I used to have a port a cath also known simply as a port. It's a catheter like thing under the skin just below my collar bone. It was used for my infusion. A special needle would go into the port. Painless and easy. It shows as a lump just below the collarbone. I had my port for almost two years, but it started to get irritated and painful, as I got more active. I had to be careful with it. We ended up taking it out, just in case it was infected. An infected port can be a problem. It's a nice psychological break being rid of the port. Getting it taken out  made me feel like, hey I'm not doing bad if I don't need a port any more.  I wouldn't be feeling that lump on my chest, which naturally reminded me that I have myeloma.

So now I do my chemo the old fashioned way. Needle in the hand or arm. Also not too big a deal.

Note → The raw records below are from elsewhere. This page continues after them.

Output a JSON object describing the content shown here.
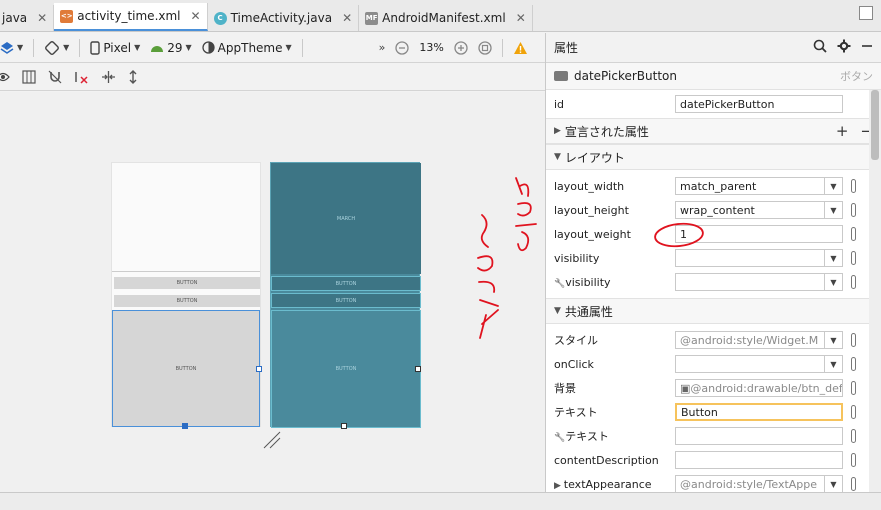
{
  "tabs": [
    {
      "label": "java",
      "icon": "java-file-icon"
    },
    {
      "label": "activity_time.xml",
      "icon": "xml-file-icon",
      "icon_text": "<>"
    },
    {
      "label": "TimeActivity.java",
      "icon": "java-class-icon",
      "icon_text": "C"
    },
    {
      "label": "AndroidManifest.xml",
      "icon": "manifest-file-icon",
      "icon_text": "MF"
    }
  ],
  "toolbar": {
    "device": "Pixel",
    "api": "29",
    "theme": "AppTheme",
    "overflow": "»",
    "zoom": "13%"
  },
  "canvas": {
    "screen1": {
      "button1": "BUTTON",
      "button2": "BUTTON",
      "button3": "BUTTON"
    },
    "screen2": {
      "top_label": "MARCH",
      "button1": "BUTTON",
      "button2": "BUTTON",
      "button3": "BUTTON"
    }
  },
  "props": {
    "title": "属性",
    "component": "datePickerButton",
    "component_kind": "ボタン",
    "id_label": "id",
    "id_value": "datePickerButton",
    "sections": {
      "declared": "宣言された属性",
      "layout": "レイアウト",
      "common": "共通属性"
    },
    "layout_rows": [
      {
        "label": "layout_width",
        "value": "match_parent",
        "dropdown": true
      },
      {
        "label": "layout_height",
        "value": "wrap_content",
        "dropdown": true
      },
      {
        "label": "layout_weight",
        "value": "1",
        "dropdown": false
      },
      {
        "label": "visibility",
        "value": "",
        "dropdown": true
      },
      {
        "label": "visibility",
        "value": "",
        "dropdown": true,
        "wrench": true
      }
    ],
    "common_rows": [
      {
        "label": "スタイル",
        "value": "@android:style/Widget.M",
        "dropdown": true,
        "gray": true
      },
      {
        "label": "onClick",
        "value": "",
        "dropdown": true
      },
      {
        "label": "背景",
        "value": "@android:drawable/btn_def",
        "dropdown": false,
        "gray": true,
        "image": true
      },
      {
        "label": "テキスト",
        "value": "Button",
        "dropdown": false,
        "highlight": true
      },
      {
        "label": "テキスト",
        "value": "",
        "dropdown": false,
        "wrench": true
      },
      {
        "label": "contentDescription",
        "value": "",
        "dropdown": false
      },
      {
        "label": "textAppearance",
        "value": "@android:style/TextAppe",
        "dropdown": true,
        "gray": true,
        "expand": true
      }
    ]
  },
  "colors": {
    "accent": "#4a90d9",
    "blueprint": "#4a8a9c",
    "annotation": "#e0131f",
    "highlight": "#f6c35c"
  }
}
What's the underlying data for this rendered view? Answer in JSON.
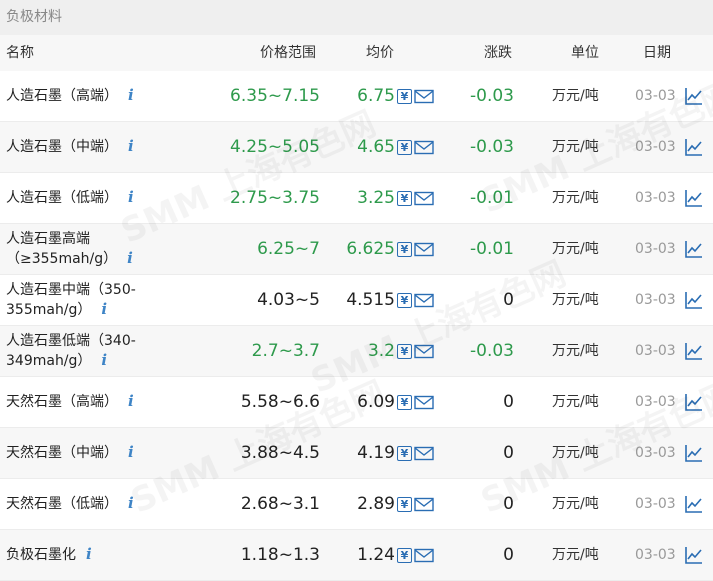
{
  "section_title": "负极材料",
  "columns": {
    "name": "名称",
    "price_range": "价格范围",
    "avg": "均价",
    "change": "涨跌",
    "unit": "单位",
    "date": "日期"
  },
  "rows": [
    {
      "name": "人造石墨（高端）",
      "range": "6.35~7.15",
      "avg": "6.75",
      "change": "-0.03",
      "unit": "万元/吨",
      "date": "03-03",
      "color": "green"
    },
    {
      "name": "人造石墨（中端）",
      "range": "4.25~5.05",
      "avg": "4.65",
      "change": "-0.03",
      "unit": "万元/吨",
      "date": "03-03",
      "color": "green"
    },
    {
      "name": "人造石墨（低端）",
      "range": "2.75~3.75",
      "avg": "3.25",
      "change": "-0.01",
      "unit": "万元/吨",
      "date": "03-03",
      "color": "green"
    },
    {
      "name": "人造石墨高端（≥355mah/g）",
      "range": "6.25~7",
      "avg": "6.625",
      "change": "-0.01",
      "unit": "万元/吨",
      "date": "03-03",
      "color": "green"
    },
    {
      "name": "人造石墨中端（350-355mah/g）",
      "range": "4.03~5",
      "avg": "4.515",
      "change": "0",
      "unit": "万元/吨",
      "date": "03-03",
      "color": "black"
    },
    {
      "name": "人造石墨低端（340-349mah/g）",
      "range": "2.7~3.7",
      "avg": "3.2",
      "change": "-0.03",
      "unit": "万元/吨",
      "date": "03-03",
      "color": "green"
    },
    {
      "name": "天然石墨（高端）",
      "range": "5.58~6.6",
      "avg": "6.09",
      "change": "0",
      "unit": "万元/吨",
      "date": "03-03",
      "color": "black"
    },
    {
      "name": "天然石墨（中端）",
      "range": "3.88~4.5",
      "avg": "4.19",
      "change": "0",
      "unit": "万元/吨",
      "date": "03-03",
      "color": "black"
    },
    {
      "name": "天然石墨（低端）",
      "range": "2.68~3.1",
      "avg": "2.89",
      "change": "0",
      "unit": "万元/吨",
      "date": "03-03",
      "color": "black"
    },
    {
      "name": "负极石墨化",
      "range": "1.18~1.3",
      "avg": "1.24",
      "change": "0",
      "unit": "万元/吨",
      "date": "03-03",
      "color": "black"
    }
  ],
  "icons": {
    "info": "info-icon",
    "price": "yen-icon",
    "mail": "mail-icon",
    "trend": "line-chart-icon"
  },
  "watermark": {
    "brand": "SMM",
    "text": "上海有色网"
  },
  "colors": {
    "down": "#2e9a4c",
    "neutral": "#222222",
    "icon": "#2a6db3",
    "info": "#3e84c6"
  }
}
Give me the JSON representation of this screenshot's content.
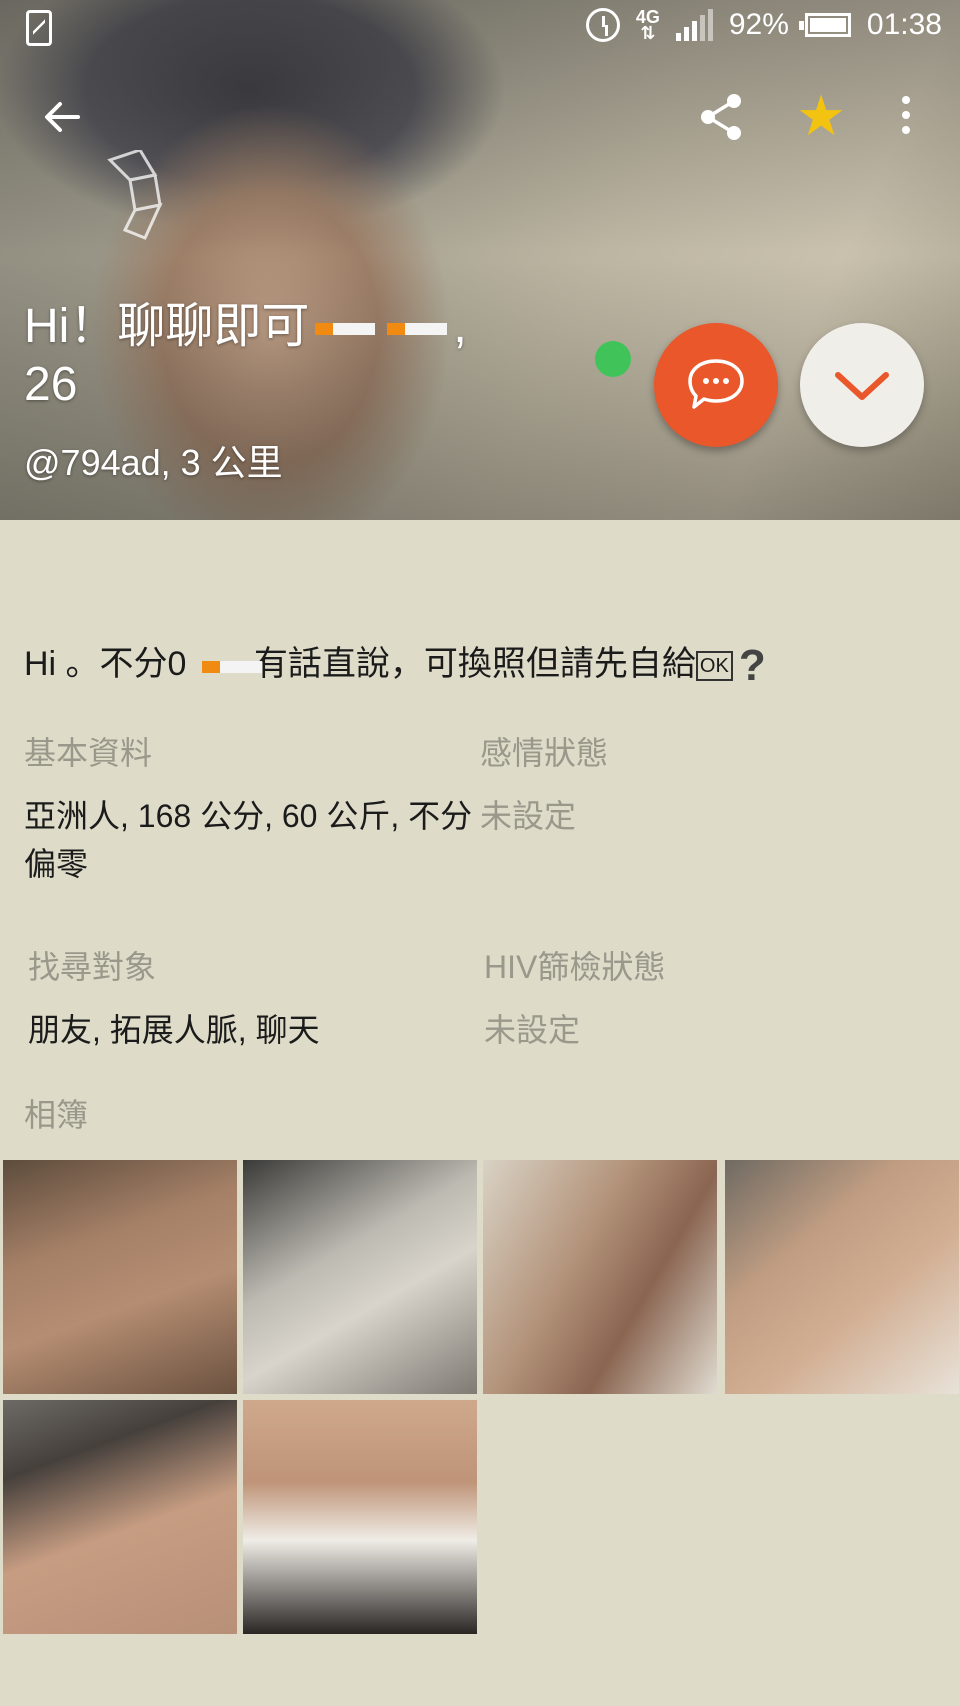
{
  "status_bar": {
    "network": "4G",
    "battery": "92%",
    "time": "01:38"
  },
  "profile": {
    "name_prefix": "Hi！聊聊即可",
    "name_suffix": ",",
    "age": "26",
    "handle_distance": "@794ad, 3 公里",
    "online": true
  },
  "bio": {
    "part1": "Hi 。不分0 ",
    "part2": "有話直說，可換照但請先自給",
    "ok_badge": "OK",
    "question": "?"
  },
  "sections": {
    "basic_label": "基本資料",
    "basic_value": "亞洲人, 168 公分, 60 公斤, 不分偏零",
    "relationship_label": "感情狀態",
    "relationship_value": "未設定",
    "looking_label": "找尋對象",
    "looking_value": "朋友, 拓展人脈, 聊天",
    "hiv_label": "HIV篩檢狀態",
    "hiv_value": "未設定",
    "album_label": "相簿"
  },
  "colors": {
    "accent_orange": "#e9572a",
    "star_yellow": "#f2c311",
    "online_green": "#40c45a",
    "background": "#dedcc9"
  },
  "icons": [
    "back-arrow-icon",
    "share-icon",
    "star-icon",
    "more-vertical-icon",
    "chat-bubble-icon",
    "chevron-down-icon"
  ],
  "album": {
    "photos": [
      "photo-1",
      "photo-2",
      "photo-3",
      "photo-4",
      "photo-5",
      "photo-6"
    ]
  }
}
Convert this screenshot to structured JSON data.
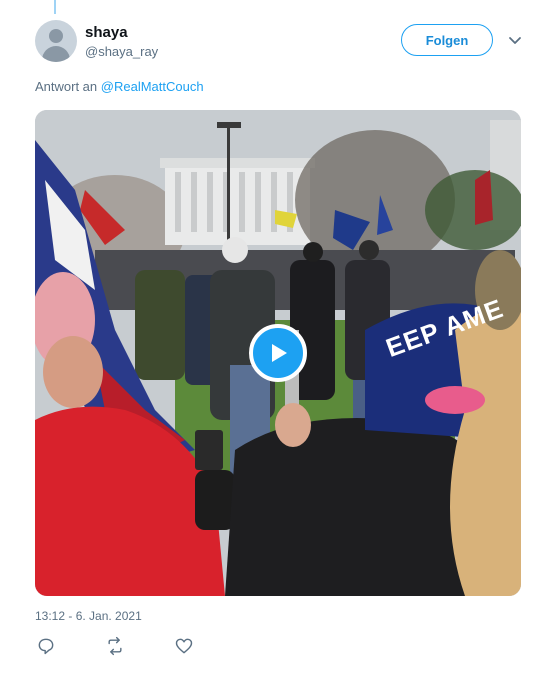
{
  "tweet": {
    "author_name": "shaya",
    "author_handle": "@shaya_ray",
    "follow_label": "Folgen",
    "reply_prefix": "Antwort an",
    "reply_to": "@RealMattCouch",
    "timestamp": "13:12 - 6. Jan. 2021"
  },
  "media": {
    "type": "video",
    "play_icon": "play-icon",
    "banner_text": "EEP AME"
  },
  "actions": [
    {
      "icon": "reply-icon"
    },
    {
      "icon": "retweet-icon"
    },
    {
      "icon": "like-icon"
    }
  ],
  "colors": {
    "accent": "#1da1f2",
    "muted_text": "#5b7083"
  }
}
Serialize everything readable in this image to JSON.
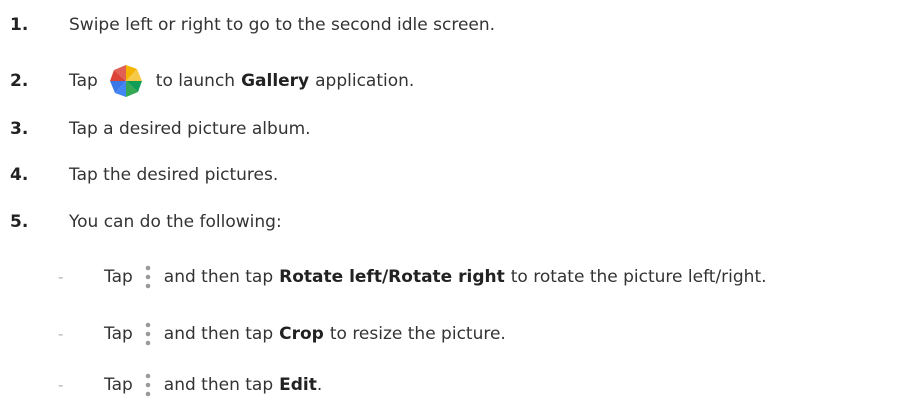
{
  "steps": [
    {
      "num": "1.",
      "text": "Swipe left or right to go to the second idle screen."
    },
    {
      "num": "2.",
      "pre": "Tap",
      "icon": "gallery-pinwheel-icon",
      "mid": "to launch",
      "bold": "Gallery",
      "post": "application."
    },
    {
      "num": "3.",
      "text": "Tap a desired picture album."
    },
    {
      "num": "4.",
      "text": "Tap the desired pictures."
    },
    {
      "num": "5.",
      "text": "You can do the following:"
    }
  ],
  "substeps": [
    {
      "dash": "-",
      "pre": "Tap",
      "icon": "more-options-icon",
      "mid": "and then tap",
      "bold1": "Rotate left",
      "sep": "/",
      "bold2": "Rotate right",
      "post": "to rotate the picture left/right."
    },
    {
      "dash": "-",
      "pre": "Tap",
      "icon": "more-options-icon",
      "mid": "and then tap",
      "bold": "Crop",
      "post": "to resize the picture."
    },
    {
      "dash": "-",
      "pre": "Tap",
      "icon": "more-options-icon",
      "mid": "and then tap",
      "bold": "Edit",
      "post": "."
    }
  ],
  "colors": {
    "text": "#333333",
    "dash": "#b0b0b0",
    "menu_dots": "#9a9a9a"
  }
}
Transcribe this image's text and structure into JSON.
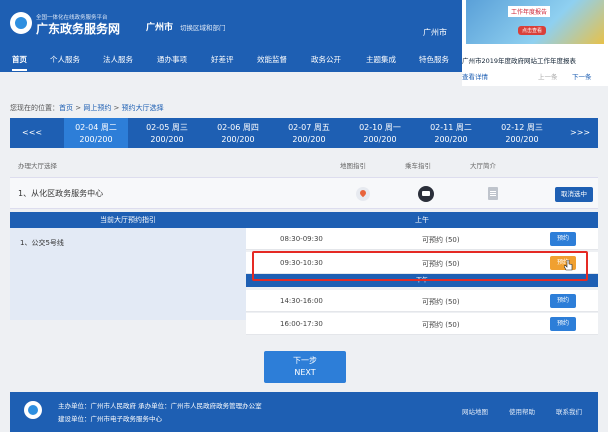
{
  "header": {
    "logo_sub": "全国一体化在线政务服务平台",
    "logo_title": "广东政务服务网",
    "city": "广州市",
    "switch_label": "切换区域和部门",
    "city_repeat": "广州市"
  },
  "promo": {
    "image_text": "工作年度报告",
    "image_button": "点击查看",
    "title": "广州市2019年度政府网站工作年度报表",
    "detail_link": "查看详情",
    "prev": "上一条",
    "next": "下一条"
  },
  "nav": {
    "items": [
      {
        "label": "首页",
        "active": true
      },
      {
        "label": "个人服务"
      },
      {
        "label": "法人服务"
      },
      {
        "label": "通办事项"
      },
      {
        "label": "好差评"
      },
      {
        "label": "效能监督"
      },
      {
        "label": "政务公开"
      },
      {
        "label": "主题集成"
      },
      {
        "label": "特色服务"
      }
    ]
  },
  "breadcrumb": {
    "prefix": "您现在的位置：",
    "home": "首页",
    "sep1": " > ",
    "online": "网上预约",
    "sep2": " > ",
    "current": "预约大厅选择"
  },
  "datebar": {
    "prev_arrow": "<<<",
    "next_arrow": ">>>",
    "dates": [
      {
        "day": "02-04 周二",
        "count": "200/200",
        "active": true
      },
      {
        "day": "02-05 周三",
        "count": "200/200"
      },
      {
        "day": "02-06 周四",
        "count": "200/200"
      },
      {
        "day": "02-07 周五",
        "count": "200/200"
      },
      {
        "day": "02-10 周一",
        "count": "200/200"
      },
      {
        "day": "02-11 周二",
        "count": "200/200"
      },
      {
        "day": "02-12 周三",
        "count": "200/200"
      }
    ]
  },
  "list": {
    "col_hall": "办理大厅选择",
    "col_map": "地图指引",
    "col_bus": "乘车指引",
    "col_intro": "大厅简介",
    "hall_name": "1、从化区政务服务中心",
    "cancel_label": "取消选中"
  },
  "guide": {
    "title": "当前大厅预约指引",
    "line1": "1、公交5号线"
  },
  "schedule": {
    "am_title": "上午",
    "pm_title": "下午",
    "book_label": "预约",
    "slots": [
      {
        "time": "08:30-09:30",
        "avail": "可预约 (50)"
      },
      {
        "time": "09:30-10:30",
        "avail": "可预约 (50)"
      },
      {
        "time": "14:30-16:00",
        "avail": "可预约 (50)"
      },
      {
        "time": "16:00-17:30",
        "avail": "可预约 (50)"
      }
    ]
  },
  "next_button": {
    "line1": "下一步",
    "line2": "NEXT"
  },
  "footer": {
    "line1": "主办单位：广州市人民政府 承办单位：广州市人民政府政务管理办公室",
    "line2": "建设单位：广州市电子政务服务中心",
    "links": [
      "网站地图",
      "使用帮助",
      "联系我们"
    ]
  },
  "colors": {
    "primary": "#1e5fb3",
    "button": "#2d7ed8",
    "highlight": "#e52a24",
    "cursor_button": "#f0a030"
  }
}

Today as I walked in to Dr Phan's office, I had a feeling that it all was so surreal. I have cancer. That alone is crazy. I feel absolutely great and wouldn't know I have cancer except they tell me I do. But the thing with myeloma is you have to do maintenance chemo to keep it under control. Some patients can be drug free for some period of time. But most are on maintenance programs similar to mine.  Eventually the myeloma becomes immune to the maintenance drugs and a new fight might begin.  It can be months, years or even decades before myeloma returns.

Again I say, it seemed so surreal today. I've been doing chemo for nearly two and half years. 30 months since my diagnosis. Really? Wow. That seems insane and it was a lifetime ago that I wasn't doing chemo. How did this become my routine? I wondered if perhaps I'd wake up from this bizarre chemo dream.

I love Dr Phan and I love my nurses.  They're like family. I only see them every other week, so we always do a lot of catching up. Brad also mentioned that he does chemo in his own infusion room. At Phan's and Berenson's offices there is a common area, where infusion chairs line the walls. Phan has 6 chairs and today there were two other patients. While I don't do infusion at Dr B's office I am familiar with his infusion area and he has nearly 20 chairs, usual at 80% capacity. All myeloma patients.  When I was doing the heavy chemo, I'd be in for treatment twice a week, every week.  I got to know a bunch of patients. Phan's a hemotologist, not a myeloma specialist. So at his office, there is a variety of cancers present.

Today I read a bit of Slow Getting Up by Nate Jackson, about his time in the NFL.  I also tweeted and texted, and even got a short nap in.  For a snack I had some animal crackers.

Depending on my hemoglobin counts, I may or may not get a procrit shot to bring that number up.  Today was a procrit day. It's a shot in the belly. Usually it doesn't hurt. Occasionally it does, and oh boy when it hurts, it really hurts. It's maybe a 15 second shot.

Chemo wraps up and I/we always get some food afterward. The dex (steroid) makes me fricking hungry (in addition to making me wired).  Today it was Pollo Loco, one of my favorites. I'm still in this odd dilemma where I don't want to eat any animal. But I haven't stopped yet. Some of it is due to my crazy kidney diet that won't allow me to get sufficient protein through other sources i.e. beans, soy, nuts. 

Today was chicken, cole slaw and rice. I've now eaten, I'm home and I can feel the dex kicking in. Insomnia tonight.

And that concludes my chemo discussion.